Perché mi compaiono pubblicità collegate quando parlo di un argomento

Vediamo annunci digitali dopo aver parlato di qualcosa perché alcune app stanno monitorando ampiamente le nostre azioni, sia online che offline. Sappiamo che Facebook controlla i nostri comportamenti online. Ad esempio, quali siti web visitiamo, quali termini cerchiamo, cosa acquistiamo online. Questi metodi di tracciamento, che sono in realtà estremamente sofisticati, hanno un'influenza diretta su gli annunci che vediamo.

Nel caso della conversazione con l'amico, possiamo ricondurre il monitoraggio della posizione. Anche quando non si è connessi all'app, Facebook - previa autorizzazione dell'utente - può tracciare la posizione dei nostri cellulari. Ogni mossa fatta online alimenta l'algoritmo di Facebook. Interagire con un post, mettere mi piace alla foto di una persona o persino usare l'account Facebook per accedere a un altro servizio online sono tutti esempi di come viene influenzata la comparsa pubblicità.

Il test delle pubblicità collegate sul cellulare dopo aver parlato

Le società negano di effettuare operazioni mirate. Se Facebook e Instagram non ascoltano, come si trasformano magicamente in pubblicità le nostre conversazioni e pensieri sui prodotti? Una coppia la scorsa estate ha fatto uno studio improvvisato e ha deciso di parlare di cibo per gatti al telefono, anche se non hanno un gatto e non avrebbero mai bisogno di cibo per gatti, per vedere se il loro telefono li ascoltava. Hanno iniziato pochi giorni dopo a ricevere pubblicità di cibo per gatti.
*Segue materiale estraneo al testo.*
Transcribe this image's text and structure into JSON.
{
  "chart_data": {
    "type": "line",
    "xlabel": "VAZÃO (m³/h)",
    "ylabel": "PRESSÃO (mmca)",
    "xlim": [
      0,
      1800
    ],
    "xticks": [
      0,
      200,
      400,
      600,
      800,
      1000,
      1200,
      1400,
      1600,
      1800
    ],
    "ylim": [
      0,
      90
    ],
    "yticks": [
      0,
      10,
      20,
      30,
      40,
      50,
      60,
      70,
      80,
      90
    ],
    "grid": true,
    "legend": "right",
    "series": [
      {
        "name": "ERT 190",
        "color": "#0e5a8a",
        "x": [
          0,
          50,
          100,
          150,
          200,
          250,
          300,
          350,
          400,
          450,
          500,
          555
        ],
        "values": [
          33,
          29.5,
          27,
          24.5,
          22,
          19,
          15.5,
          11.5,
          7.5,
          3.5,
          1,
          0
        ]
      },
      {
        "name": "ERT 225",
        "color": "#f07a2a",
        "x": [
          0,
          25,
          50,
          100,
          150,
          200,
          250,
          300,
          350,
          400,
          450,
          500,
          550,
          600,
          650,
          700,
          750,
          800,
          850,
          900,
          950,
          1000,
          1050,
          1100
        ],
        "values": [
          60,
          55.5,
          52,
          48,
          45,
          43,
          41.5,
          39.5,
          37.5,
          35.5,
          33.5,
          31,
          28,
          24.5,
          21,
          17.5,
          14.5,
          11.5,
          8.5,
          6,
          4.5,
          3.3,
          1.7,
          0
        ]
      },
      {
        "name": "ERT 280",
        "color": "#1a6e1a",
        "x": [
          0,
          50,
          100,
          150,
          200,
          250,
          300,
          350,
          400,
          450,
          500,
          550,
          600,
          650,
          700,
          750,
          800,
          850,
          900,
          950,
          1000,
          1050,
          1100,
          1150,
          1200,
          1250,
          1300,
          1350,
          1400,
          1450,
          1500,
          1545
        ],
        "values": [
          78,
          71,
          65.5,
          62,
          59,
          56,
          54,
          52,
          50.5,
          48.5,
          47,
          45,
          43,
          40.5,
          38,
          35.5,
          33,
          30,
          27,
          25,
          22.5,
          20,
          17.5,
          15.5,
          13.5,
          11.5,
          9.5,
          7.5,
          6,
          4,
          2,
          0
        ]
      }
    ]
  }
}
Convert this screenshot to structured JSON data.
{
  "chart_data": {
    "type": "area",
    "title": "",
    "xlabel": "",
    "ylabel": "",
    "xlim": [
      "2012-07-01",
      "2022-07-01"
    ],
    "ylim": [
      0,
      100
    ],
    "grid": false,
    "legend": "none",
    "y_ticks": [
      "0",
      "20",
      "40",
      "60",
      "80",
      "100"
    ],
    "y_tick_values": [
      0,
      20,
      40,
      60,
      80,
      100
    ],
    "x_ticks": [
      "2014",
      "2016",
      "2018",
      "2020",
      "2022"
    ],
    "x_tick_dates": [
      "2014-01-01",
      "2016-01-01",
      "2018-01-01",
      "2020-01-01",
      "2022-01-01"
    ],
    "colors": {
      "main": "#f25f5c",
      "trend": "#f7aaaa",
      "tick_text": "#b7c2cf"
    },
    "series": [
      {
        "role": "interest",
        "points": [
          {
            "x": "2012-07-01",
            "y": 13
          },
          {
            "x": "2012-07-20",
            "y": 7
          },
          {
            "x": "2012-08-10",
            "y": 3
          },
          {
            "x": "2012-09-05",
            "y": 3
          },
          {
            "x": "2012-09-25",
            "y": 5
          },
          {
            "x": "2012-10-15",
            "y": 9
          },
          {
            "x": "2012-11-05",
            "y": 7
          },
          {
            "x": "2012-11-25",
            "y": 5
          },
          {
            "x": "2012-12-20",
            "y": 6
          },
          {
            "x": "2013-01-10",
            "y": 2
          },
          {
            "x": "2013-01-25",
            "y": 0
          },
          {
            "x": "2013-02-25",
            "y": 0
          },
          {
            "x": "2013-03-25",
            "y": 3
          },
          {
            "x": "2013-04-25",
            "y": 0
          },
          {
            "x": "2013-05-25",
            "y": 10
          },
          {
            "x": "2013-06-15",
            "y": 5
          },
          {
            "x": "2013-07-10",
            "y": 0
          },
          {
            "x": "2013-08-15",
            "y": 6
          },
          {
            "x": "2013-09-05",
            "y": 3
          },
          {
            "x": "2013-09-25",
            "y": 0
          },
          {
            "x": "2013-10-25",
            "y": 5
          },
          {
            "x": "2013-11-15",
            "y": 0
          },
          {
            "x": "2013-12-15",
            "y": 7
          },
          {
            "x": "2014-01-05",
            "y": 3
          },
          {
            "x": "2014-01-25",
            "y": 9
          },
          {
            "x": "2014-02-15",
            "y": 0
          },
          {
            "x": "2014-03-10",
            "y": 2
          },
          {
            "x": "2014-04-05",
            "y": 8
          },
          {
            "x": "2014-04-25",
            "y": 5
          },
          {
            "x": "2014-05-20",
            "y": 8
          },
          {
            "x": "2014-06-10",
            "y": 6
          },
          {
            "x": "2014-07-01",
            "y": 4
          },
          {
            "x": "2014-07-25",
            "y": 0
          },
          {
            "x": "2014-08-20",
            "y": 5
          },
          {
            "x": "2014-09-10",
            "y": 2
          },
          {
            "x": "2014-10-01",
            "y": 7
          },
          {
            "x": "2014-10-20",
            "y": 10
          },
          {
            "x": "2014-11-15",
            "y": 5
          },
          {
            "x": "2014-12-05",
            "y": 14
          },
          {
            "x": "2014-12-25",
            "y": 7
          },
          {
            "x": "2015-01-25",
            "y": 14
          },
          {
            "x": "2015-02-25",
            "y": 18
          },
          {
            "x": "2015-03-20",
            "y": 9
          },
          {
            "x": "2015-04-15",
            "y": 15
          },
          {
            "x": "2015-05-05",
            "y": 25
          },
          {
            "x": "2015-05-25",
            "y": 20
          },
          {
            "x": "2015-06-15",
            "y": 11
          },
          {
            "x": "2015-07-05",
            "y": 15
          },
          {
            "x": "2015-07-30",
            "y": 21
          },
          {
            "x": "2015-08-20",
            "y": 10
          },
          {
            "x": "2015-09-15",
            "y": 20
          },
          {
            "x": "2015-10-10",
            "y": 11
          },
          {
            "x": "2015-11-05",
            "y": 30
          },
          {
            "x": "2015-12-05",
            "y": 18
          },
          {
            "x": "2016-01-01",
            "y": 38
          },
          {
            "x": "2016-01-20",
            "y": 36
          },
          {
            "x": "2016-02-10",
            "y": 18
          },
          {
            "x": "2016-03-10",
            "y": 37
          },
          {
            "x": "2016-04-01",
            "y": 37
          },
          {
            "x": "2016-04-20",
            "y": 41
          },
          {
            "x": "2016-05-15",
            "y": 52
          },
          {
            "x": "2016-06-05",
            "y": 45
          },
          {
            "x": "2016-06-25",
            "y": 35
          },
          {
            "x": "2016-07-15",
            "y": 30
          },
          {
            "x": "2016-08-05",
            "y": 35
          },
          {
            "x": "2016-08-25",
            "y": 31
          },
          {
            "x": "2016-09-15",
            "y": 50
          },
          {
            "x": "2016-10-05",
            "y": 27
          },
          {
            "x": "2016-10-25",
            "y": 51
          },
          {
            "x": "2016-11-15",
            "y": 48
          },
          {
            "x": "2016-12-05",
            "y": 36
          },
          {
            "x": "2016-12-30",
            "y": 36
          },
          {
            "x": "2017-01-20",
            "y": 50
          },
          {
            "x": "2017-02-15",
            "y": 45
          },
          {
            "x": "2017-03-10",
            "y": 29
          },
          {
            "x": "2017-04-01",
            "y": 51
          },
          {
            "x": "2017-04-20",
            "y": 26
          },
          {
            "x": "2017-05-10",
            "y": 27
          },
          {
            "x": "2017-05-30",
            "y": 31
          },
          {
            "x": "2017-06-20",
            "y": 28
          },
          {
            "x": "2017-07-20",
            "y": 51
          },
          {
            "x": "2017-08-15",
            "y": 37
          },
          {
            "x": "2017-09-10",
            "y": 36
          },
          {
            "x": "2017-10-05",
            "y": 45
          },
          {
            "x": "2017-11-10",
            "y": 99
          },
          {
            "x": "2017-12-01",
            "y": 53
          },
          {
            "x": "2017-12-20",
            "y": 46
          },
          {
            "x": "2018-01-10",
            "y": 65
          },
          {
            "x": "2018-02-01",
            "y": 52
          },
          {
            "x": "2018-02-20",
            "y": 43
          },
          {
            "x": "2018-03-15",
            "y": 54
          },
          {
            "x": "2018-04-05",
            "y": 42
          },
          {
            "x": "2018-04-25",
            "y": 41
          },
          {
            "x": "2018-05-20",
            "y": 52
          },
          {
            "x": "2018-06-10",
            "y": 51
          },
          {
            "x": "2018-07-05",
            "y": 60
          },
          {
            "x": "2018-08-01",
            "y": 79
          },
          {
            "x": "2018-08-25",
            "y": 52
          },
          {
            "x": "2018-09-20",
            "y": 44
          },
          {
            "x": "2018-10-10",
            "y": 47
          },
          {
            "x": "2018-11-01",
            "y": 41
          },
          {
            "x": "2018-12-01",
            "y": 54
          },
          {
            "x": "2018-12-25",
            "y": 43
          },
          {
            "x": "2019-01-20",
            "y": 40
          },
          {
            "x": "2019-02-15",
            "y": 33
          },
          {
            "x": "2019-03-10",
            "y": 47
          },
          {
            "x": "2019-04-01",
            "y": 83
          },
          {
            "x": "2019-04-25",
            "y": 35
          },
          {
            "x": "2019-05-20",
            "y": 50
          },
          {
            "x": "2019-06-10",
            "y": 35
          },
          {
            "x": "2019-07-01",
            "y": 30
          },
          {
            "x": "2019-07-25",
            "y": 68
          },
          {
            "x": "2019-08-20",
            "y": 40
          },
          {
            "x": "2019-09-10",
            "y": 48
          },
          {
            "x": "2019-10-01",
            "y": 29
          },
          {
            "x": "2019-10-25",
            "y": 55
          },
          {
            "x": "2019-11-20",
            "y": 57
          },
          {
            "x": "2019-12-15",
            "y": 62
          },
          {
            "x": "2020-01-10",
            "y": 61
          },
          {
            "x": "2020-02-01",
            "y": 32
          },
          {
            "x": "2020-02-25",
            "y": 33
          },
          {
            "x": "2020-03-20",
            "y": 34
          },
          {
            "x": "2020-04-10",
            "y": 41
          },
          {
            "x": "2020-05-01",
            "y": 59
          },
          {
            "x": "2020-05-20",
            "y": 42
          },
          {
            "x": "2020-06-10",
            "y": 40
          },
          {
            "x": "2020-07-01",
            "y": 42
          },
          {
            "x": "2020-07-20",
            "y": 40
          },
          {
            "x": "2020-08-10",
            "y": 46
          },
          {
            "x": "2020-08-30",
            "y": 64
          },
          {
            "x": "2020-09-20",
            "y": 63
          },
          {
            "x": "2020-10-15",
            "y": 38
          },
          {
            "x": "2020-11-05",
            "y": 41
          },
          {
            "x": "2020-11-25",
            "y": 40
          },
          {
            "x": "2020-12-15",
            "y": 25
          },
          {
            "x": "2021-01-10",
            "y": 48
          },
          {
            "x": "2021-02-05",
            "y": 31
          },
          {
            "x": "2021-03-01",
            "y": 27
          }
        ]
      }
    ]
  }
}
Secondo quanto riferito, il software proviene da una start-up che raccoglie dati TV per gli inserzionisti. Ciò significa che stanno cercando di raccogliere quanti più dati possibile quando si tratta di scoprire chi sta consumando cosa. Il modo in cui acquisiscono quei dati, tuttavia, non è principalmente monitorando quali programmi televisivi si guardano sul cellulare. Invece, il programma è apparentemente installato in app di giochi mobili che consentono loro di ascoltare ciò che sta riproducendo sul televisore.

Il modo in cui l'azienda ottiene l'accesso al cellulare è incorporando il suo software nei giochi scaricati. Chi dovesse effettuare il download uno di questi giochi, dopo aver cliccato su Accetta quando l'app richiede l'accesso al microfono, attiva il meccanismo. Il modo migliore ma non esclusivo per proteggersi se non si desidera essere registrati sarebbe controllare questo elenco di app sul Google Store che contengono il programma.

Contattato dalla Stampa, David Gubiani, responsabile per il Sud Europa di Check Point Software, compagnia israeliana attiva nella cybersecurity, non ha dubbi: i cellulari ci spiano, "ma per l’80% è colpa nostra, che installiamo app senza controllarne la provenienza, anche da negozi online non verificati, magari pure dando loro il permesso di accedere a microfono e fotocamera, senza leggere le condizioni che stiamo accettando".